The SUMMARY option in this example provides univariate ANOVAs for the variables defined by the rows of this $\mb {M}$ matrix. In this case, they represent the linear, quadratic, cubic, and quartic trends for dose and are labeled dose_1, dose_2, dose_3, and dose_4, respectively.

HELMERT Transformation

Since the Helmert transformation compares a level of a repeated measure to the mean of subsequent levels, it is useful when interest lies in the point at which responses cease to change. For example, if four levels of a repeated measures factor represent responses to treatments administered over time to males and females, the statements

proc glm;
   class sex;
   model resp1-resp4=sex / nouni;
   repeated trtmnt 4 helmert / canon printm;

produce the following $\mb {M}$ matrix:

\[  \mb {M} = \left[ \begin{array}{rccc} 1 &  -0.33333 &  -0.33333 &  -0.33333 \\ 0 &  1 &  -0.50000 &  -0.50000 \\ 0 &  0 &  1 &  -1 \\ \end{array} \right]  \]
MEAN Transformation

This transformation can be useful in the same types of situations in which the CONTRAST transformation is useful. If you substitute the following statement for the REPEATED statement shown in the CONTRAST Transformation section,

repeated drug 5 mean / printm;

the following $\mb {M}$ matrix is produced:

\[  \mb {M} = \left[ \begin{array}{ccccc} 1 &  -0.25 &  -0.25 &  -0.25 &  -0.25 \\ -0.25 &  1 &  -0.25 &  -0.25 &  -0.25 \\ -0.25 &  -0.25 &  1 &  -0.25 &  -0.25 \\ -0.25 &  -0.25 &  -0.25 &  1 &  -0.25 \\ \end{array} \right]  \]
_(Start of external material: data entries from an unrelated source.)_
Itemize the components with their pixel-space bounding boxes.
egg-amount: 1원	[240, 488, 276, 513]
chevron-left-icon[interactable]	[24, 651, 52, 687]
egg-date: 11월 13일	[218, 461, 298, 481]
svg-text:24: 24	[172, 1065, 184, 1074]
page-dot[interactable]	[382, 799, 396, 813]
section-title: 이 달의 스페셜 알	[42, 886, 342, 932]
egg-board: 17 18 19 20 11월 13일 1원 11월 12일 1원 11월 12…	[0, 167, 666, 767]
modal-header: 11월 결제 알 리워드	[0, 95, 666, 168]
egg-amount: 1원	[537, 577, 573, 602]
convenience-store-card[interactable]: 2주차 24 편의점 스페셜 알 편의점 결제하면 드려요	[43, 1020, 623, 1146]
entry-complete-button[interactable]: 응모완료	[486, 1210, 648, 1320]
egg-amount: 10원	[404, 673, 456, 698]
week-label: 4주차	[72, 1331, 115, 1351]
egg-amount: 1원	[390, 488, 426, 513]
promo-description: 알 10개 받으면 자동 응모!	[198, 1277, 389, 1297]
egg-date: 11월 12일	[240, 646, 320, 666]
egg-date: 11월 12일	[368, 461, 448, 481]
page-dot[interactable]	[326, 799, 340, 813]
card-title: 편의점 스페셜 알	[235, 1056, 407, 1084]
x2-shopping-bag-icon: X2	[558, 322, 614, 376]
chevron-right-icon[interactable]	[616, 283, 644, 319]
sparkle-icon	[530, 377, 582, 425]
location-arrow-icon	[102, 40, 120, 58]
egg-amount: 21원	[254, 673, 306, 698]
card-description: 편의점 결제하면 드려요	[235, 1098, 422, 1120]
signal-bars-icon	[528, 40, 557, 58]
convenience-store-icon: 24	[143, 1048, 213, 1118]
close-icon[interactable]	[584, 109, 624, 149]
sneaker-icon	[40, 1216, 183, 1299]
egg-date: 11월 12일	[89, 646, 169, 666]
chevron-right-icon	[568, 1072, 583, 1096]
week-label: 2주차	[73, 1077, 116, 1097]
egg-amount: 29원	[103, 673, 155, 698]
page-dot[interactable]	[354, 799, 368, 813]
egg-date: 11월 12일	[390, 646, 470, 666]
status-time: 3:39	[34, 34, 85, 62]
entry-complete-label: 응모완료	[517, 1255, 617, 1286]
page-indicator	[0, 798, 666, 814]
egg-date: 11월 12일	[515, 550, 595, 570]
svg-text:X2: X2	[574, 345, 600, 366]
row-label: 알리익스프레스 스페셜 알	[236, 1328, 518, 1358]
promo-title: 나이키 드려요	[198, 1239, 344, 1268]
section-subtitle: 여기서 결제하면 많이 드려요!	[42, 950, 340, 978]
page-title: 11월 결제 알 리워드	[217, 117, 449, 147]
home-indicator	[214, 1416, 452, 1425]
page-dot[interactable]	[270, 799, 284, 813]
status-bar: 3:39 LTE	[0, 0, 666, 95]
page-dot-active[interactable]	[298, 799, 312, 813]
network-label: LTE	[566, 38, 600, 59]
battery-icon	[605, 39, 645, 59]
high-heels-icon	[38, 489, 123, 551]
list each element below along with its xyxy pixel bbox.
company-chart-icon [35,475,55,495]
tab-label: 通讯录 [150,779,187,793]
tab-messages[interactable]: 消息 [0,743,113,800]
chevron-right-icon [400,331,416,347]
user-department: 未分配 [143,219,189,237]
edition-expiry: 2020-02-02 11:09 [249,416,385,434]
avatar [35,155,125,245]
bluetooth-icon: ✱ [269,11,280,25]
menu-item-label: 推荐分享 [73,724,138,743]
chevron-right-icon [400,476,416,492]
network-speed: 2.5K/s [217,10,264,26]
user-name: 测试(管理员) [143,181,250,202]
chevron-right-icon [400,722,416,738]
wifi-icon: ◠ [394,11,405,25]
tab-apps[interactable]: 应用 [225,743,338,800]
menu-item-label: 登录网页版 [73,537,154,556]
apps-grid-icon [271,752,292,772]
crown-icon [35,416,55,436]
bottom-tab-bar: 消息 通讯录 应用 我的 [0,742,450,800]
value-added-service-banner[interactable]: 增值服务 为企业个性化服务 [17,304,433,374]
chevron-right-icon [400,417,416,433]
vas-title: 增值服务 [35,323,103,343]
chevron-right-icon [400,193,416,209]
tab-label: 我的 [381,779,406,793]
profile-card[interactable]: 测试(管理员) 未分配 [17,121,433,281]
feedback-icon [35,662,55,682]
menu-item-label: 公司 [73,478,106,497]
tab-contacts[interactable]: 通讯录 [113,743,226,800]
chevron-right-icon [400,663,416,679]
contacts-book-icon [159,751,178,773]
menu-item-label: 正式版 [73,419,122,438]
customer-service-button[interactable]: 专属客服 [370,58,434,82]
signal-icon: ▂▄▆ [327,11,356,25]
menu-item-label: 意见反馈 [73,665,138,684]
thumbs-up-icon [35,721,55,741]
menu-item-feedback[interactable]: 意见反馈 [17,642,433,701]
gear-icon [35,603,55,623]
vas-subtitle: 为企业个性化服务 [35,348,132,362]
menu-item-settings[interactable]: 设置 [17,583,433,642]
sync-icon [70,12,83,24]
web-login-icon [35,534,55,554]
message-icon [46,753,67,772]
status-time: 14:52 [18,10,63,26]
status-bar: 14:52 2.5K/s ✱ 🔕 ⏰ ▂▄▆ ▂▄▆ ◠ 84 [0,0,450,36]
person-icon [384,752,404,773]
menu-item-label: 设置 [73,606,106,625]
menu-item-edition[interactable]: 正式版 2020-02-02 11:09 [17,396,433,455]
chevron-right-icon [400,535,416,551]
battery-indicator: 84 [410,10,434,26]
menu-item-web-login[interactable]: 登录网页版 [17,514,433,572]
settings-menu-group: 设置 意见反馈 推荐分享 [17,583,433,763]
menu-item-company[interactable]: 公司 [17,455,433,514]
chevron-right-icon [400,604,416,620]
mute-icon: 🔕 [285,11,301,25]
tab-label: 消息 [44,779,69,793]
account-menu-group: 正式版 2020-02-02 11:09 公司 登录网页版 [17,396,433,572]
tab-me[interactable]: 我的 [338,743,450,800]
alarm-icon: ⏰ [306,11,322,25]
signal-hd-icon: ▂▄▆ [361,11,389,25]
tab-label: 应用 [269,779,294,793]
As with the CONTRAST transformation, if you want to omit a level other than the last, you can specify it in parentheses after the keyword MEAN in the REPEATED statement.

PROFILE Transformation

When a repeated measure represents a series of factors administered over time, but a polynomial response is unreasonable, a profile transformation might prove useful. As an example, consider a training program in which four different methods are employed to teach students at several different schools. The repeated measure is the score on tests administered after each of the methods is completed. The statements

proc glm;
   class school;
   model t1-t4=school / nouni;
   repeated method 4 profile / summary nom printm;

produce the following $\mb {M}$ matrix:

\[  \mb {M} = \left[ \begin{array}{rrrr} 1 &  -1 &  0 &  0 \\ 0 &  1 &  -1 &  0 \\ 0 &  0 &  1 &  -1 \\ \end{array} \right]  \]

To determine the point at which an improvement in test scores takes place, you can examine the analyses of variance for the transformed variables representing the differences between adjacent tests. These analyses are requested by the SUMMARY option in the REPEATED statement, and the variables are labeled METHOD.1, METHOD.2, and METHOD.3.